Assume we now have the following history in the submodule:

  B---C---D         [feature_a]
 /         \
A---E---F---G---K   [master]
     \         /
      H---I---J     [feature_b]

Now during the development of her branch Alice would link D in the
superproject as it is the tip of her branch. Bob would do the same and
link to J as his tip. Now Alice sends out her branch to the reviewers
and after everybody is happy with it the maintainer merges her branch
first. The superproject links to D. Now Bob does the same and the
maintainer wants to merge his branch and gets a merge conflict because D
and J do not have a parent/children relationship.

I think this is a fairly natural pattern which evolves from the use of
feature branches in git. So I would like to make git behave naturally
for this workflow and automatically merge.

Now your point is that master could be wrong and you are right, but
normal merges can go wrong in a similar way. Just imagine this:

Alice adds a parameter to the static function somefunc() and changes all
callsites of it in her branch. Independently Bob writes new code in
his branch that uses somefunc() with the old signature. When both
branches are merged git has no chance of doing it right and the code
will not compile. So even normal merging is always a little heuristic.
Question is: How well does the heuristic perform in practise.

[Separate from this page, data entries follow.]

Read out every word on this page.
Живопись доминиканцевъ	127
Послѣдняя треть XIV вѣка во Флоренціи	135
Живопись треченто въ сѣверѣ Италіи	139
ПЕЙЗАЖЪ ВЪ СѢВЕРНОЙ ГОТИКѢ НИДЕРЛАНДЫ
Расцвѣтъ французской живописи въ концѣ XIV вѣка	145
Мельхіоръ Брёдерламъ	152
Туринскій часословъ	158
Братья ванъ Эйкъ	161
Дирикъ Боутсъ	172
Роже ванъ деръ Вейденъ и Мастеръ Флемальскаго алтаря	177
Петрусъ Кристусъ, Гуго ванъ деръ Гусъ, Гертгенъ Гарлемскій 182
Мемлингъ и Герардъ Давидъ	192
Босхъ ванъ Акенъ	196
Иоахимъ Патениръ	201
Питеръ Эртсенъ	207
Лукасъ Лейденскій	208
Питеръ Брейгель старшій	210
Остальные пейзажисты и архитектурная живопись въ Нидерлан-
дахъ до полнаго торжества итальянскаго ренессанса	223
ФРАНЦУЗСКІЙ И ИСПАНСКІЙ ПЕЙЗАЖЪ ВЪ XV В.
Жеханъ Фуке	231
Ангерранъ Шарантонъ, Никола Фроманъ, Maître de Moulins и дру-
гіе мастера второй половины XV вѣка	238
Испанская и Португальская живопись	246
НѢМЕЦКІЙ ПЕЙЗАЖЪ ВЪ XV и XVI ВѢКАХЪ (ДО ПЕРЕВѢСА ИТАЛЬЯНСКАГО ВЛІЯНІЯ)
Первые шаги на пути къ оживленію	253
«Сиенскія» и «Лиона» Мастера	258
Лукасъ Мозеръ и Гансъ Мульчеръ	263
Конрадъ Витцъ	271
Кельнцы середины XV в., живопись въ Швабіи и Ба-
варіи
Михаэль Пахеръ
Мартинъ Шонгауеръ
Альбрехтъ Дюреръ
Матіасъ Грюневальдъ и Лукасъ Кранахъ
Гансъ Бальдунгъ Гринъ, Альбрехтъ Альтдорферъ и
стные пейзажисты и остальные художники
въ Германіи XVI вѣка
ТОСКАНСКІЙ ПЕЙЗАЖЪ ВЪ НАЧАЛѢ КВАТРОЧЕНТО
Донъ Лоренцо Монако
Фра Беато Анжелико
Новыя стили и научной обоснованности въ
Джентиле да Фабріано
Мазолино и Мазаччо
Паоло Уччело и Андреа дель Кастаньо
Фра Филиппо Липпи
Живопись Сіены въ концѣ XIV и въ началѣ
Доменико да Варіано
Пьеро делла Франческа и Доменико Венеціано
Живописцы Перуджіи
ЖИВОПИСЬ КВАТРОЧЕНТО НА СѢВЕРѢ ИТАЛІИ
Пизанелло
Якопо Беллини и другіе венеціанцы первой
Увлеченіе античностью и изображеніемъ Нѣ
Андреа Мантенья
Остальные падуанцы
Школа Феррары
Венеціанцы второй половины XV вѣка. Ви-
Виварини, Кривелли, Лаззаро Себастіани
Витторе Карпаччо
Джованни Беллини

> > Thats why I only want to search through stable branches further down. I
> > mean stable in the git sense that they never get rewound and of course
> > should contain the most stable part of development. To ease the
> > configuration we would default to master which we could assume as
> > stable. But if we want to be on the safe side we could also say that
> > automatic submodule merging only works when the user has configured some
> > stable branches.
> 
> Ok, so you can configure exactly which branch(es) you consider stable. I'd 
> still much rather prefer the approach I outlined above, which does away with 
> all the "stable" branch magic, and only considers the commit ancestry 
> directly.

Ok what do you think about combining both approaches: If no stable
branches are configured we default to your strategy and if the user
wants some magic (I mean isn't that what git is all about: magic)
configuring stable branches will enable git to resolve conflicts like
the ones I described above.

My feeling is that in practise automatic merging into stable branches
will work well and the cases of failure will be neglectable to not
happening at all. So my approach would be to go ahead, implement the
strategy and let people play around with it so we can collect some real
life data whether it is helping or making matters worse.